Natural gas markets worldwide are showing increasing convergence, particularly among the Organization of Economic Cooperation & Development (OECD) countries, and that trend, spurred by increased liquefied natural gas (LNG) traffic, is expected to continue, according to Raymond James’ Energy Stat of the Week.

Over the past decade, natural gas prices for four key members of the OECD, that is the European Union, Japan, the U.K. and Canada, “have followed virtually the same trend as in the U.S.” Raymond James notes the R-squared between U.S. and Canadian prices has been 0.97 over the 1996-2005 time period — an almost perfect correlation. That is predictable, given the two nations are adjacent, but what is surprising is that the R-squared with the U.S. from 1996-2004 was 0.84 with the U.K., 0.85 with Japan and 0.86 with the EU.

The financial analysis and investment firm sees the growing trend as boosting profitability of gas producers with international operations, and that of service firms which will benefit from increased drilling activities.

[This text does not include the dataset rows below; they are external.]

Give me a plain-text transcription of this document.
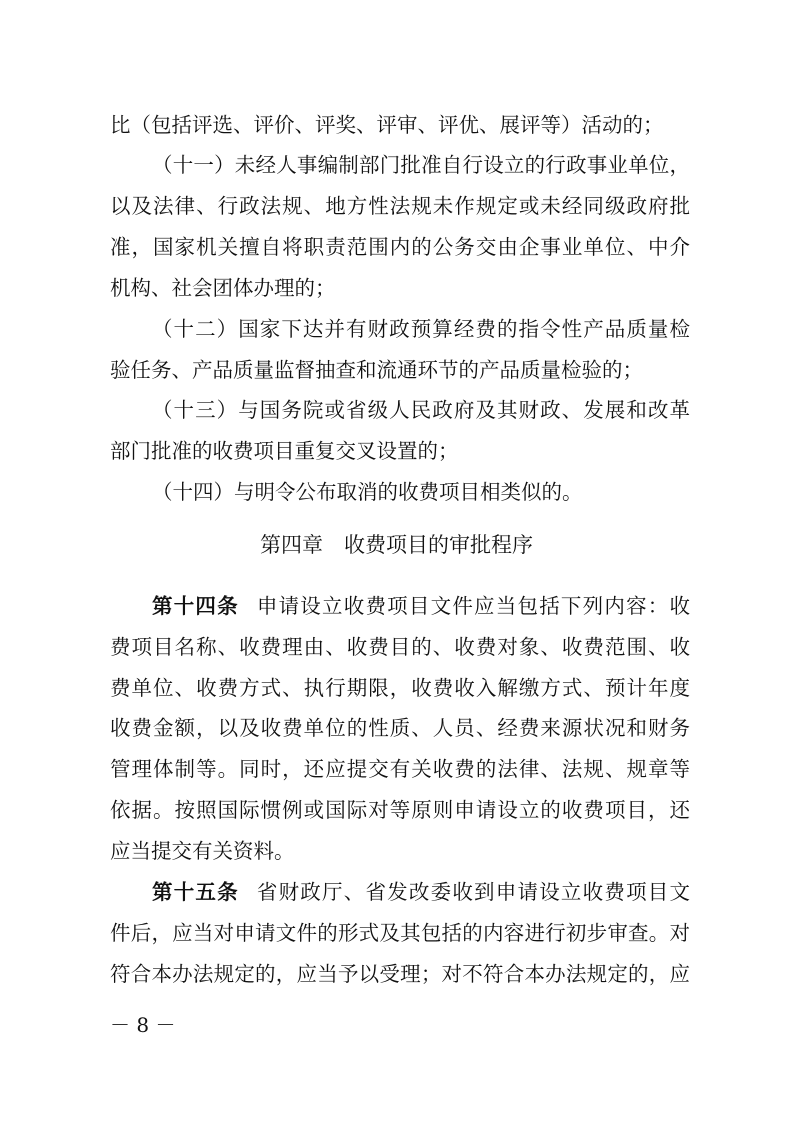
比（包括评选、评价、评奖、评审、评优、展评等）活动的；
（十一）未经人事编制部门批准自行设立的行政事业单位，
以及法律、行政法规、地方性法规未作规定或未经同级政府批
准，国家机关擅自将职责范围内的公务交由企事业单位、中介
机构、社会团体办理的；
（十二）国家下达并有财政预算经费的指令性产品质量检
验任务、产品质量监督抽查和流通环节的产品质量检验的；
（十三）与国务院或省级人民政府及其财政、发展和改革
部门批准的收费项目重复交叉设置的；
（十四）与明令公布取消的收费项目相类似的。
第四章　收费项目的审批程序
第十四条 申请设立收费项目文件应当包括下列内容：收
费项目名称、收费理由、收费目的、收费对象、收费范围、收
费单位、收费方式、执行期限，收费收入解缴方式、预计年度
收费金额，以及收费单位的性质、人员、经费来源状况和财务
管理体制等。同时，还应提交有关收费的法律、法规、规章等
依据。按照国际惯例或国际对等原则申请设立的收费项目，还
应当提交有关资料。
第十五条 省财政厅、省发改委收到申请设立收费项目文
件后，应当对申请文件的形式及其包括的内容进行初步审查。对
符合本办法规定的，应当予以受理；对不符合本办法规定的，应
－ 8 －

“The creation of a single global gas market means that global competition for LNG will intensify over time, helping keep gas prices high — and linked to crude oil at a BTU parity ratio of 6:1 – in countries that will increasingly rely on LNG, such as the U.S.,” the Raymond James report said.

The investment firm sees other large developing countries such as China and India following the trend of the industrialized OECD nations in future years as dependence on LNG increases.

“Global supply/demand fundamentals for gas, most substantively exemplified by LNG flows, now help shape prices in every market that depends on LNG.”

There is still plenty of short-term variability in global natural gas prices due to factors such as weather, the report said, noting that in March, U.S. natural gas prices were about $7/Mcf, reflecting the warm winter, while prices in the U.K spiked briefly above $30/Mcf because of cold weather. But, increased LNG trade and long line pipelines “is creating slowly, but surely a single global gas market.”